This blog outlines how Agentic AI offers a compelling opportunity for banks to improve operational efficiency and financial performance. By automating complex finance, risk, compliance, and internal reporting processes, banks can achieve significant cost savings and improve key financial metrics such as the Cost-to-Income Ratio (CIR) and Return on Equity (RoE).
Disclosure: This blog was created based on a conversation (or series of prompts) with Revvy, a ChatGPT developed by Revvence and trained on finance transformation and systems change-related content.
According to McKinsey, Agentic AI and related technologies, such as generative AI, could add between $200 billion and $340 billion annually to the banking sector.
This value stems from dramatic improvements in:
Accenture emphasises that banks embracing Agentic AI are better positioned to meet the demands of the modern financial ecosystem. These institutions can scale their operations without proportional increases in cost, allowing them to compete more effectively in a challenging market. Moreover, Agentic AI enables banks to pivot from reactive problem-solving to proactive, predictive decision-making, fundamentally altering their operations.

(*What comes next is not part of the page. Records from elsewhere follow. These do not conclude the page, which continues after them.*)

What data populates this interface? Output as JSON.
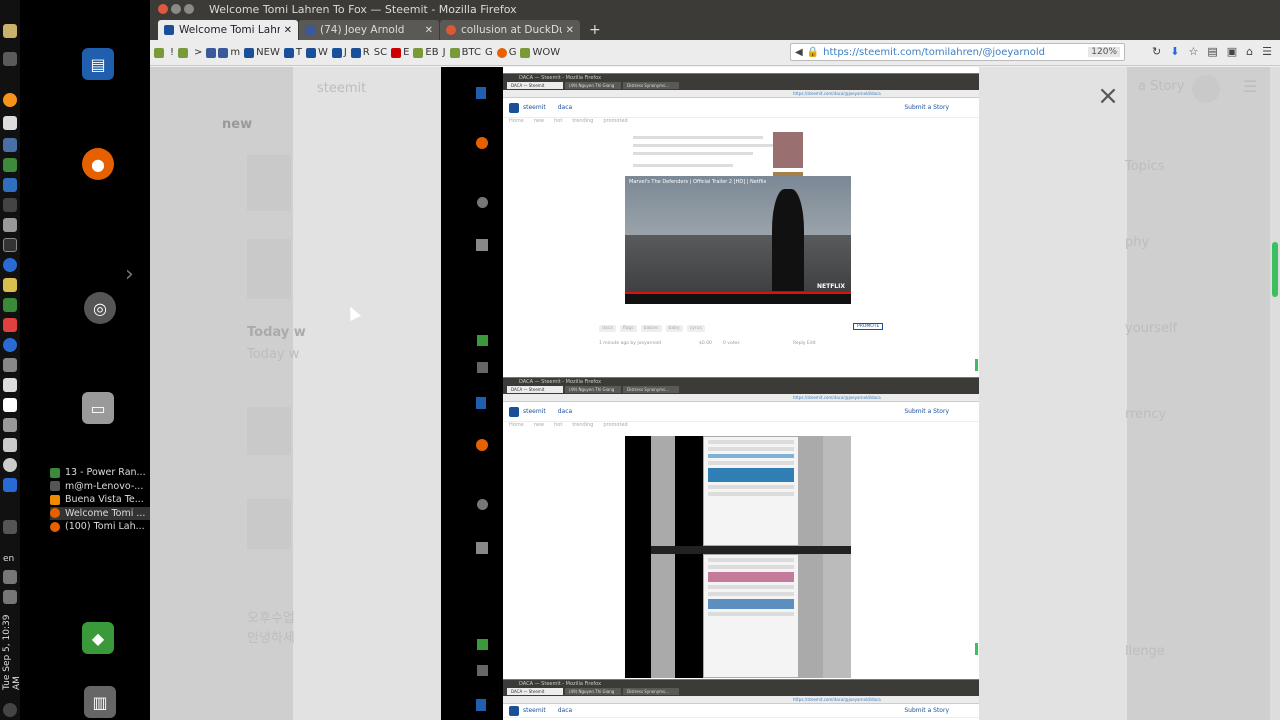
{
  "window": {
    "title": "Welcome Tomi Lahren To Fox — Steemit - Mozilla Firefox"
  },
  "tabs": [
    {
      "label": "Welcome Tomi Lahren",
      "active": true
    },
    {
      "label": "(74) Joey Arnold",
      "active": false
    },
    {
      "label": "collusion at DuckDuck",
      "active": false
    }
  ],
  "new_tab": "+",
  "bookmarks": [
    "!",
    ">",
    "m",
    "NEW",
    "T",
    "W",
    "J",
    "R",
    "SC",
    "E",
    "EB",
    "J",
    "BTC",
    "G",
    "G",
    "WOW"
  ],
  "url": "https://steemit.com/tomilahren/@joeyarnold",
  "zoom": "120%",
  "system_panel": {
    "clock": "Tue Sep 5, 10:39 AM",
    "keyboard": "en",
    "tasks": [
      {
        "label": "13 - Power Ran..."
      },
      {
        "label": "m@m-Lenovo-..."
      },
      {
        "label": "Buena Vista Te..."
      },
      {
        "label": "Welcome Tomi ..."
      },
      {
        "label": "(100) Tomi Lah..."
      }
    ]
  },
  "page_ghost": {
    "brand": "steemit",
    "nav_new": "new",
    "right_story": "a Story",
    "topics": "Topics",
    "today": "Today w",
    "today2": "Today w",
    "korean1": "오후수업",
    "korean2": "안녕하세",
    "right_1": "phy",
    "right_2": "yourself",
    "right_3": "rrency",
    "right_4": "llenge"
  },
  "modal": {
    "close": "×"
  },
  "embedded": {
    "frame_title": "DACA — Steemit - Mozilla Firefox",
    "tab1": "DACA — Steemit",
    "tab2": "(49) Nguyen Thi Giang",
    "tab3": "Distress Synonyms...",
    "url": "https://steemit.com/daca/@joeyarnold/daca",
    "brand": "steemit",
    "section": "daca",
    "submit": "Submit a Story",
    "subnav": [
      "Home",
      "new",
      "hot",
      "trending",
      "promoted"
    ],
    "video_title": "Marvel's The Defenders | Official Trailer 2 [HD] | Netflix",
    "video_brand": "NETFLIX",
    "tags": [
      "daca",
      "flags",
      "babies",
      "baby",
      "cyrus"
    ],
    "promote": "PROMOTE",
    "meta": "1 minute ago by joeyarnold",
    "payout": "$0.00",
    "votes": "0 votes",
    "reply": "Reply  Edit"
  }
}
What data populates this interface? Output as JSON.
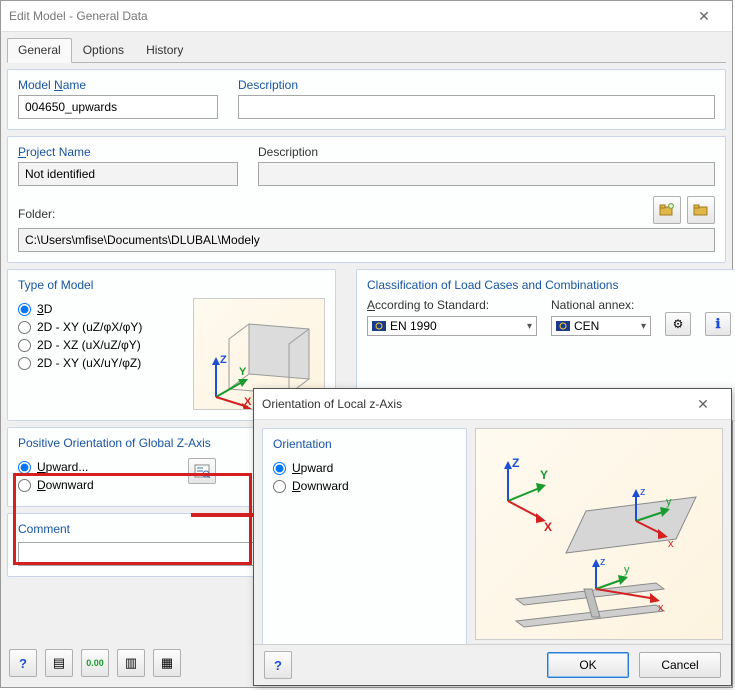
{
  "window": {
    "title": "Edit Model - General Data",
    "close": "✕"
  },
  "tabs": {
    "general": "General",
    "options": "Options",
    "history": "History"
  },
  "modelName": {
    "label_pre": "Model ",
    "label_key": "N",
    "label_post": "ame",
    "value": "004650_upwards"
  },
  "description1": {
    "label": "Description",
    "value": ""
  },
  "projectName": {
    "label_key": "P",
    "label_post": "roject Name",
    "value": "Not identified"
  },
  "description2": {
    "label": "Description",
    "value": ""
  },
  "folder": {
    "label": "Folder:",
    "value": "C:\\Users\\mfise\\Documents\\DLUBAL\\Modely"
  },
  "typeOfModel": {
    "title": "Type of Model",
    "opt3d_key": "3",
    "opt3d_post": "D",
    "opt2d_xy_uz": "2D - XY (uZ/φX/φY)",
    "opt2d_xz": "2D - XZ (uX/uZ/φY)",
    "opt2d_xy_ux": "2D - XY (uX/uY/φZ)"
  },
  "classification": {
    "title": "Classification of Load Cases and Combinations",
    "std_label_key": "A",
    "std_label_post": "ccording to Standard:",
    "annex_label": "National annex:",
    "std_value": "EN 1990",
    "annex_value": "CEN"
  },
  "orientation": {
    "title": "Positive Orientation of Global Z-Axis",
    "up_key": "U",
    "up_post": "pward...",
    "down_key": "D",
    "down_post": "ownward"
  },
  "comment": {
    "title": "Comment",
    "value": ""
  },
  "buttons": {
    "ok": "OK",
    "cancel": "Cancel"
  },
  "popup": {
    "title": "Orientation of Local z-Axis",
    "close": "✕",
    "grp": "Orientation",
    "up_key": "U",
    "up_post": "pward",
    "down_key": "D",
    "down_post": "ownward",
    "ok": "OK",
    "cancel": "Cancel"
  }
}
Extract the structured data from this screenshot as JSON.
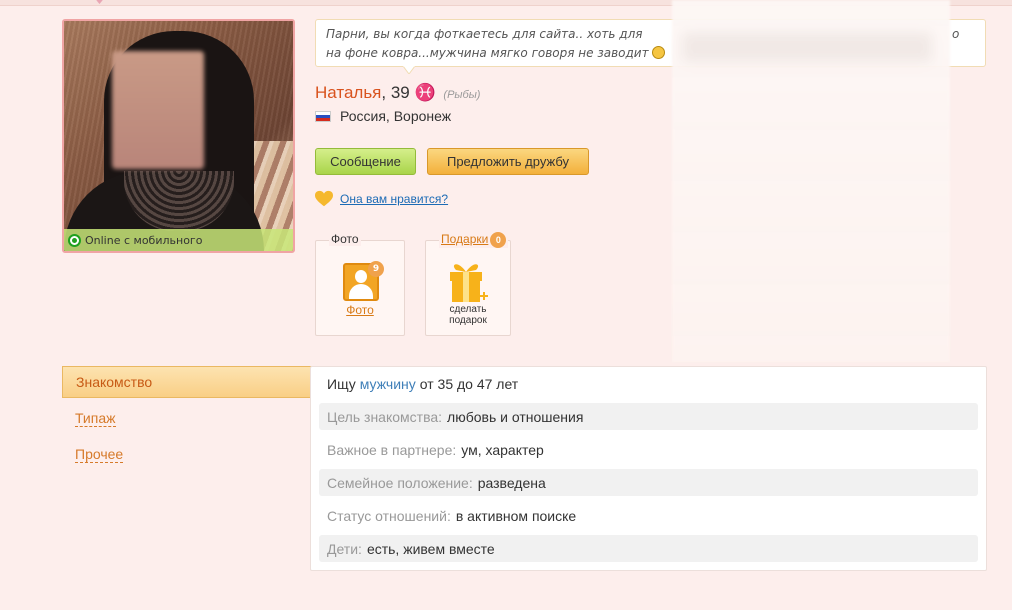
{
  "status": {
    "line1": "Парни, вы когда фоткаетесь для сайта.. хоть для",
    "line1_tail": "о",
    "line2": "на фоне ковра...мужчина мягко говоря не заводит"
  },
  "profile": {
    "name": "Наталья",
    "age": "39",
    "zodiac_symbol": "♓",
    "zodiac": "(Рыбы)",
    "location": "Россия, Воронеж",
    "online": "Online с мобильного"
  },
  "actions": {
    "message": "Сообщение",
    "friend": "Предложить дружбу",
    "like": "Она вам нравится?"
  },
  "photos": {
    "title": "Фото",
    "count": "9",
    "link": "Фото"
  },
  "gifts": {
    "title": "Подарки",
    "count": "0",
    "label_line1": "сделать",
    "label_line2": "подарок"
  },
  "nav": {
    "items": [
      {
        "label": "Знакомство",
        "active": true
      },
      {
        "label": "Типаж",
        "active": false
      },
      {
        "label": "Прочее",
        "active": false
      }
    ]
  },
  "details": {
    "seek_prefix": "Ищу",
    "seek_gender": "мужчину",
    "seek_range": "от 35 до 47 лет",
    "rows": [
      {
        "key": "Цель знакомства:",
        "value": "любовь и отношения"
      },
      {
        "key": "Важное в партнере:",
        "value": "ум, характер"
      },
      {
        "key": "Семейное положение:",
        "value": "разведена"
      },
      {
        "key": "Статус отношений:",
        "value": "в активном поиске"
      },
      {
        "key": "Дети:",
        "value": "есть, живем вместе"
      }
    ]
  },
  "colors": {
    "background": "#fdeeec",
    "name": "#d9531e",
    "link": "#1c6bb5",
    "accent_orange": "#f3b03b",
    "accent_green": "#a9d44a"
  }
}
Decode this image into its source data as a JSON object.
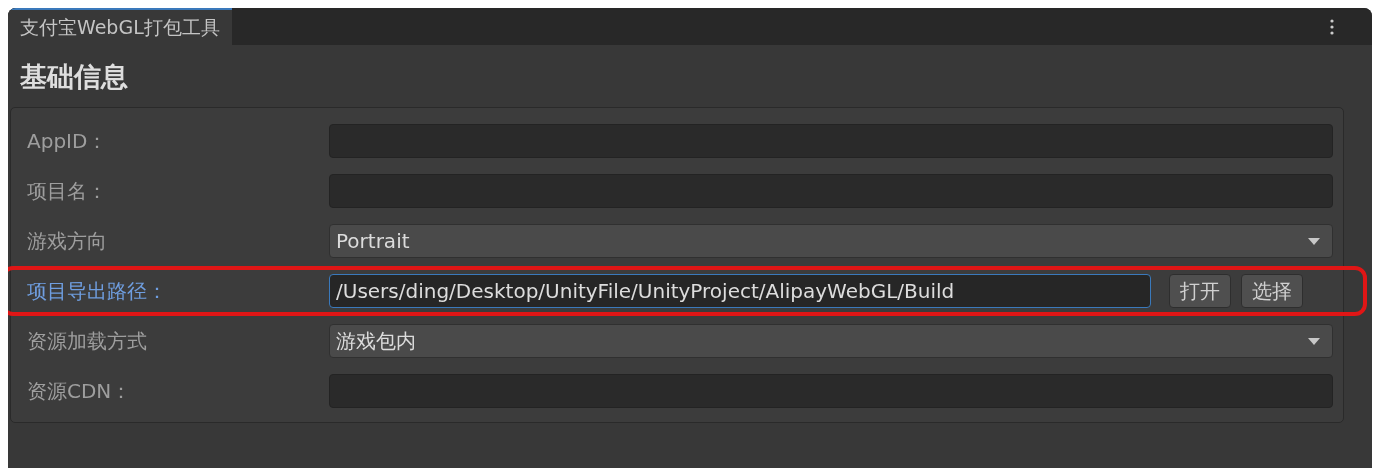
{
  "tabs": [
    {
      "label": "支付宝WebGL打包工具",
      "selected": true
    }
  ],
  "section": {
    "title": "基础信息"
  },
  "fields": [
    {
      "kind": "text",
      "label": "AppID：",
      "focused": false,
      "highlighted": false
    },
    {
      "kind": "text",
      "label": "项目名：",
      "focused": false,
      "highlighted": false
    },
    {
      "kind": "dropdown",
      "label": "游戏方向",
      "value": "Portrait",
      "focused": false,
      "highlighted": false
    },
    {
      "kind": "path",
      "label": "项目导出路径：",
      "value": "/Users/ding/Desktop/UnityFile/UnityProject/AlipayWebGL/Build",
      "focused": true,
      "highlighted": true,
      "buttons": [
        "打开",
        "选择"
      ]
    },
    {
      "kind": "dropdown",
      "label": "资源加载方式",
      "value": "游戏包内",
      "focused": false,
      "highlighted": false
    },
    {
      "kind": "text",
      "label": "资源CDN：",
      "focused": false,
      "highlighted": false
    }
  ]
}
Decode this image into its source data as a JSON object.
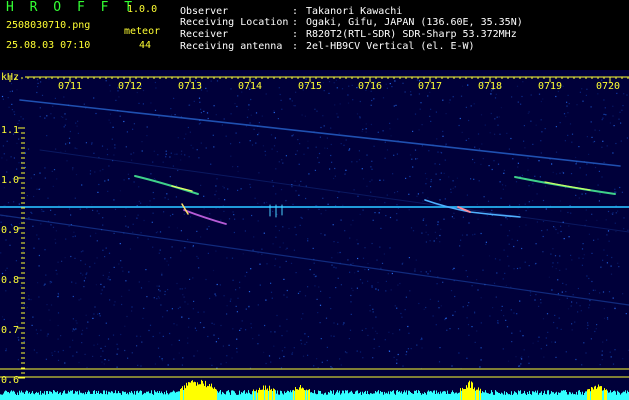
{
  "app": {
    "title_letters": "H R O F F T",
    "version": "1.0.0"
  },
  "file": {
    "name": "2508030710.png",
    "datetime": "25.08.03 07:10"
  },
  "stats": {
    "label": "meteor",
    "count": "44"
  },
  "info": [
    {
      "label": "Observer",
      "sep": ":",
      "value": "Takanori Kawachi"
    },
    {
      "label": "Receiving Location",
      "sep": ":",
      "value": "Ogaki, Gifu, JAPAN (136.60E, 35.35N)"
    },
    {
      "label": "Receiver",
      "sep": ":",
      "value": "R820T2(RTL-SDR) SDR-Sharp 53.372MHz"
    },
    {
      "label": "Receiving antenna",
      "sep": ":",
      "value": "2el-HB9CV Vertical (el. E-W)"
    }
  ],
  "axis": {
    "y_unit": "kHz",
    "time_ticks": [
      "0711",
      "0712",
      "0713",
      "0714",
      "0715",
      "0716",
      "0717",
      "0718",
      "0719",
      "0720"
    ],
    "freq_ticks": [
      "1.1",
      "1.0",
      "0.9",
      "0.8",
      "0.7",
      "0.6"
    ],
    "extra_freq_tick": "0.6"
  },
  "colors": {
    "background": "#00003a",
    "axis_yellow": "#ffff33",
    "info_white": "#ffffff",
    "title_green": "#33ff33",
    "power_cyan": "#33ffff",
    "power_yellow": "#ffff00"
  }
}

The banking sector is under immense pressure to improve its cost-to-income ratio, enhance customer experiences, and mitigate risks in an increasingly volatile environment. Agentic AI addresses these challenges head-on:
For example, a global retail bank that deployed AI Agents to handle customer inquiries and fraud detection saw a 50% reduction in response times and a 30% drop in operational costs within the first year. These results underscore the transformative potential of this technology.
AI Agents are intelligent software entities designed to execute tasks, solve problems, and make decisions autonomously. Unlike static, rule-based programs, AI Agents are dynamic and adaptive. They can analyse data, understand context, and interact with users or other systems to achieve specific goals. AI agents excel in environments where workflows are complex and multifaceted and require continuous learning or decision-making.
AI Agents go beyond simple task automation by autonomously managing workflows. This approach involves:
In a loan approval scenario, a set of AI Agents might collaborate as follows:
Each agent focuses on its domain expertise, working together to complete the end-to-end process autonomously, accurately, and efficiently.
In scenarios where workflows are highly complex or span multiple domains, multiple AI Agents collaborate to achieve shared objectives. This collaboration is critical to how AI Agents scale efficiently and operate dynamically in real-world environments.
In anti-money laundering (AML) operations, a multi-agent system might work as follows:
This collaborative process ensures that the bank addresses the issue quickly and comprehensively, with each agent contributing its specialised expertise.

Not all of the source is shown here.